Combien, parmi cette foule d'électeurs et d'électrices, connaissent tant soit peu Monsieur Untel et Monsieur Telautre ?
Premier choix, donc, par des petits groupes agités et cabaleurs qui cherchent des protecteurs, de l'argent, des jobs. Deuxième choix, limité par le premier, et offert à une multitude qui ne connaît des candidats que le sourire d'élection, l'éloquence verbeuse et la capacité de faire beaucoup de bruit en passant dans les villages.
Où est la chance pour tous ces hommes du sol, de la forêt, de la mine, de l'usine, du négoce, pour toutes ces femmes du bureau ou du foyer, où est leur chance d'être vraiment représentés au Parlement de leur pays ?
— Philippe, tu m'écrases vraiment avec ces réflexions. Elles sont pourtant bien justes. Mais alors, comment veux-tu qu'on ait de véritables représentants, puisque tu admets que des représentants sont utiles ?
— C'est bien simple, Armand. Prends les cultivateurs de ta paroisse. Est-ce qu'ils n'ont pas des intérêts communs à leur profession ? Est-ce qu'ils ne connaissent pas les besoins de l'agriculture, au moins dans leur milieu ? Puis, est-ce qu'ils ne se connaissent pas tous entre eux ?
— Oui.
— Eh bien, s'ils se rencontrent, s'ils se réunissent, disons en un cercle de l'Union Catholique des Cultivateurs, puisque tous sont catholiques et cultivateurs, est-ce qu'ils ne sont pas capables de se choisir, parmi eux-mêmes, des officiers pour les représenter ? Puis, ces officiers du cercle agricole de la paroisse ne peuvent-ils se rencontrer avec les représentants agricoles des autres paroisses du diocèse et, après avoir étudié ensemble les problèmes de la plus grande région, se choisir, dans leur nombre, les plus capables pour les représenter à la tête de la province ?

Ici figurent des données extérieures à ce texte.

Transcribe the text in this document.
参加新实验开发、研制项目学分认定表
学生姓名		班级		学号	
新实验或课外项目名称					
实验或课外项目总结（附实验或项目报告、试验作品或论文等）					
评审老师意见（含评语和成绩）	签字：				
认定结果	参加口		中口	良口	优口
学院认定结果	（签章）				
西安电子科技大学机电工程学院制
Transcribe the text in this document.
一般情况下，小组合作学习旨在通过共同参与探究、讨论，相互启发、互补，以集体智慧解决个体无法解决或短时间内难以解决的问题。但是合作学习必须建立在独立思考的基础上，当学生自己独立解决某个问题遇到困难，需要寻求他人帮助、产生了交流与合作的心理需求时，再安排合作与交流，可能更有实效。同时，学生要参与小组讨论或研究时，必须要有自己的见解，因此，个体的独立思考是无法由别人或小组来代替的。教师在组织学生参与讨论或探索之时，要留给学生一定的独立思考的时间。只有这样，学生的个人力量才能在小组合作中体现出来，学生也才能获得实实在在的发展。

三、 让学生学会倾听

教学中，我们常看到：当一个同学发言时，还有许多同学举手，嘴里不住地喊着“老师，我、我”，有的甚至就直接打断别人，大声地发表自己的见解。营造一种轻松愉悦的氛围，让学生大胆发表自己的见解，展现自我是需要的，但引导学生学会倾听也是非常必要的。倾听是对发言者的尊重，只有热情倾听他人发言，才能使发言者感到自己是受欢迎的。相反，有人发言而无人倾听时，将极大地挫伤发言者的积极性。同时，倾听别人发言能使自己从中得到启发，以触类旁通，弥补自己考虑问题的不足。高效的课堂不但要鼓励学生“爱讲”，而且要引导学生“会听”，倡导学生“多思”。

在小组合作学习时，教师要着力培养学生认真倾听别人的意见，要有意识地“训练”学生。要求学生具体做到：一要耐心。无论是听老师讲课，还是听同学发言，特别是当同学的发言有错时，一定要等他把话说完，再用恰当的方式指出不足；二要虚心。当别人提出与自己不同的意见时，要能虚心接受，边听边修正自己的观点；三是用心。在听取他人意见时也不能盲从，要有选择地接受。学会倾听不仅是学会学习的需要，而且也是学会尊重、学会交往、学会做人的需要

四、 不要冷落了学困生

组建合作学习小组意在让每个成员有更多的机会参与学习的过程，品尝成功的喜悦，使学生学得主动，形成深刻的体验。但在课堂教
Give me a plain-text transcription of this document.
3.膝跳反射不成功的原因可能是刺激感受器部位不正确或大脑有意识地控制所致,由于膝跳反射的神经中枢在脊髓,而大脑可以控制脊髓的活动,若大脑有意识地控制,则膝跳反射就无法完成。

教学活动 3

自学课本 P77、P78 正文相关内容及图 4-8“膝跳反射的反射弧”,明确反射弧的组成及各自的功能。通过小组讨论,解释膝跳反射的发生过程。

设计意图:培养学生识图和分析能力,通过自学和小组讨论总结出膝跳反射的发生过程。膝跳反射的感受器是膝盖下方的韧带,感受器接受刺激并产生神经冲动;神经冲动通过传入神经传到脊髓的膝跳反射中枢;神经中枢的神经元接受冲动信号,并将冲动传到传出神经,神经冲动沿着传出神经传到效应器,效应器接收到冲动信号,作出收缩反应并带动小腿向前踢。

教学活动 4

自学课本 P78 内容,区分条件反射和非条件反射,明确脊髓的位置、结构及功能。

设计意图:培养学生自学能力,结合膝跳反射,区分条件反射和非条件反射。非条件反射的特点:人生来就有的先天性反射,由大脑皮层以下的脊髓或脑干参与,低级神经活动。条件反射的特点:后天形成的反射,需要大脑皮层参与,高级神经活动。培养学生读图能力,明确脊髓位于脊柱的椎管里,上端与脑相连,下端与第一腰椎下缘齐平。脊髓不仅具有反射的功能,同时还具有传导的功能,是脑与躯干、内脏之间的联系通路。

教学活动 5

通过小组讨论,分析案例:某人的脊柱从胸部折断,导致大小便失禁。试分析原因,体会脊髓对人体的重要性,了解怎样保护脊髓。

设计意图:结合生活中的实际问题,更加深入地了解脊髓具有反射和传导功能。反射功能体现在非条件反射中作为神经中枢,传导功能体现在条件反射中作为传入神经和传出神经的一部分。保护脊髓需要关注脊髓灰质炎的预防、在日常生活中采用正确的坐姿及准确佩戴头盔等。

— Oui, mais ce n'est plus une division par comtés ?
— Voyons, Armand, est-ce que la frontière géographique du comté limite naturellement les intérêts des agriculteurs ? Est-ce qu'il n'y a pas plus de ressemblance entre les intérêts de l'agriculteur du comté de Portneuf et ceux du cultivateur du comté de Missisquoi, qu'entre les intérêts d'un colon et ceux d'un notaire vivant tous les deux dans un même comté ?
— C'est possible. C'est même vrai. Mais tous les cultivateurs ne font pas partie de l'U.C.C.
— Pourquoi ? C'est justement là qu'il y a une éducation à faire, des jugements à redresser. Une partie seulement consent à se joindre à un groupement fait exprès pour eux, tandis que tous se précipitent aux urnes pour voter pour quelqu'un qui n'est souvent pas des leurs et qu'ils ne connaissent à peu près pas !
Ce que je dis des cultivateurs, je le dirais de tous les autres groupes et de leurs intérêts communs. Puis, les représentants ainsi choisis, par degrés, hiérarchiquement, par les divers groupements naturels des citoyens formeraient, en haut, un magnifique corps consultatif, et même législatif, pour veiller, en les harmonisant, aux intérêts qui leur sont confiés.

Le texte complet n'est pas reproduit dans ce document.